AN inquest into the July 2012 death of an aspiring British dancer on a holiday in St Lucia has ended with a verdict of manslaughter, according to a British newspaper.
Hannah Defoe was electrocuted while swimming in a pool at the hotel, Juliette’s Lodge in Vieux Fort where she was holidaying with an aunt.
The inquest which took place in Vieux Fort, started in February 2014 and took almost a year to hear evidence from all parties concerned with the tragedy, the newspaper said.
Giving evidence to the St Lucian inquest via video link in November her aunt Janet Defoe, who was on holiday with her niece at the time, told the inquest jury that Hannah had been swimming in the pool when suddenly she called and sank beneath the water.

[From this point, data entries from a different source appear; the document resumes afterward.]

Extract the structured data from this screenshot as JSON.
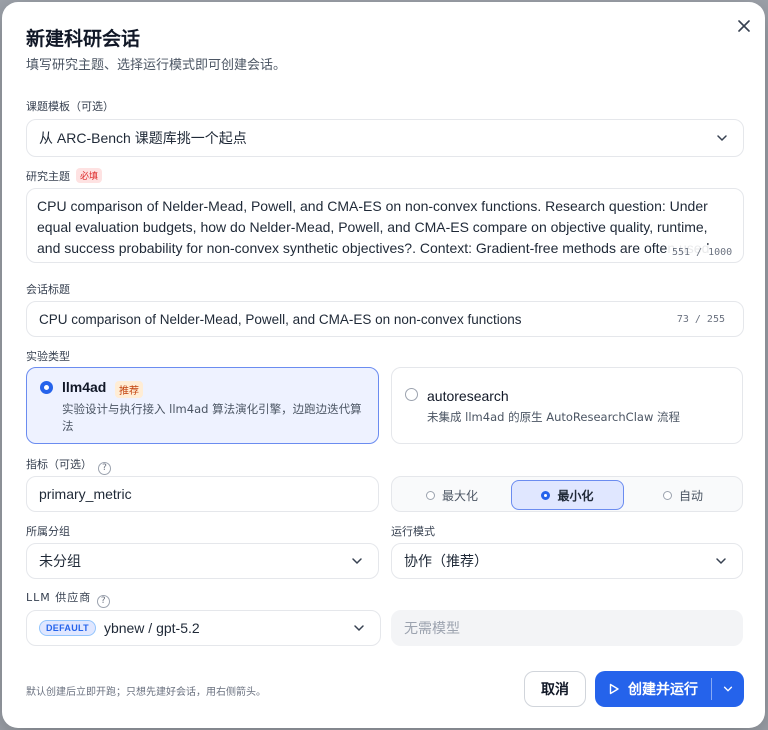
{
  "dialog": {
    "title": "新建科研会话",
    "subtitle": "填写研究主题、选择运行模式即可创建会话。"
  },
  "template": {
    "label": "课题模板（可选）",
    "value": "从 ARC-Bench 课题库挑一个起点"
  },
  "topic": {
    "label": "研究主题",
    "required": "必填",
    "text": "CPU comparison of Nelder-Mead, Powell, and CMA-ES on non-convex functions. Research question: Under equal evaluation budgets, how do Nelder-Mead, Powell, and CMA-ES compare on objective quality, runtime, and success probability for non-convex synthetic objectives?. Context: Gradient-free methods are often used when derivatives are unavailable or unreliable, and we need a reproducible comparison.",
    "counter": "551 / 1000"
  },
  "session_title": {
    "label": "会话标题",
    "value": "CPU comparison of Nelder-Mead, Powell, and CMA-ES on non-convex functions",
    "counter": "73 / 255"
  },
  "experiment": {
    "label": "实验类型",
    "options": [
      {
        "name": "llm4ad",
        "badge": "推荐",
        "desc": "实验设计与执行接入 llm4ad 算法演化引擎，边跑边迭代算法"
      },
      {
        "name": "autoresearch",
        "desc": "未集成 llm4ad 的原生 AutoResearchClaw 流程"
      }
    ],
    "selected": 0
  },
  "metric": {
    "label": "指标（可选）",
    "help": "?",
    "value": "primary_metric",
    "directions": [
      "最大化",
      "最小化",
      "自动"
    ],
    "selected_direction": 1
  },
  "group": {
    "label": "所属分组",
    "value": "未分组"
  },
  "run_mode": {
    "label": "运行模式",
    "value": "协作（推荐）"
  },
  "llm": {
    "label": "LLM 供应商",
    "help": "?",
    "badge": "DEFAULT",
    "value": "ybnew / gpt-5.2",
    "model_placeholder": "无需模型"
  },
  "footer": {
    "hint": "默认创建后立即开跑；只想先建好会话，用右侧箭头。",
    "cancel": "取消",
    "create": "创建并运行"
  },
  "colors": {
    "primary": "#2563eb",
    "selected_bg": "#eef2ff",
    "required": "#dc2626",
    "recommend": "#c2410c"
  }
}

She told of repeated attempts to rescue her niece from the pool – but the water was inexplicably live and no one was able to dive in to save her without themselves suffering electric shocks.
Reading from her witness statement she told the jury and Magistrate Robert Innocent: “I ran to the pool and when I got there I saw Hannah’s body stretched out at the bottom of the pool. I jumped into the pool to rescue her.
“As soon as I jumped in I felt a fuzzy feeling over my whole body.”
The British inquest into her death has been repeatedly postponed while the authorities waited for the St Lucian inquest to conclude.
However, now that there is a verdict in the island’s own investigations it is expected that the British inquest can proceed.
Speaking to the Advertiser Hope Defoe, Hannah’s mother, said: “We are very encouraged by this verdict as we were beginning to feel that it was all a charade.
“We are very hopeful that criminal proceedings will follow but have been warned that this could take years.”
Juliette’s Lodge was ordered closed by the Ministry of Infrastructure following the accident after its technical people had inspected the building. The whereabouts of the owners of the hotel were not immediately known.
Defoe was the 20 year old cousin of Tottenham Hotspur and England footballer Jermaine Defoe.
The delay in concluding the inquest into her death prompted claims in the British press that the government was impeding the process. But the government issued a statement indicating the measures it had employed in dealing with the matter as provided for in the laws of St Lucia.
It said that following the incident, the government launched an inquiry under the chairmanship of Everistus Jn. Marie, to fulfil the obligations under the Electricity and Regulations Act, Cap 9.02. which states “that serious accidents must be reported to the Chief Electrical Inspector and that the Minister may order an inquiry.
In response to the claims that it was impeding the inquest the government maintained that the inquest into the death of Defoe was continuing in accordance with the Coroners Act, adding “this is a judicial matter over which the government of St. Lucia has no control.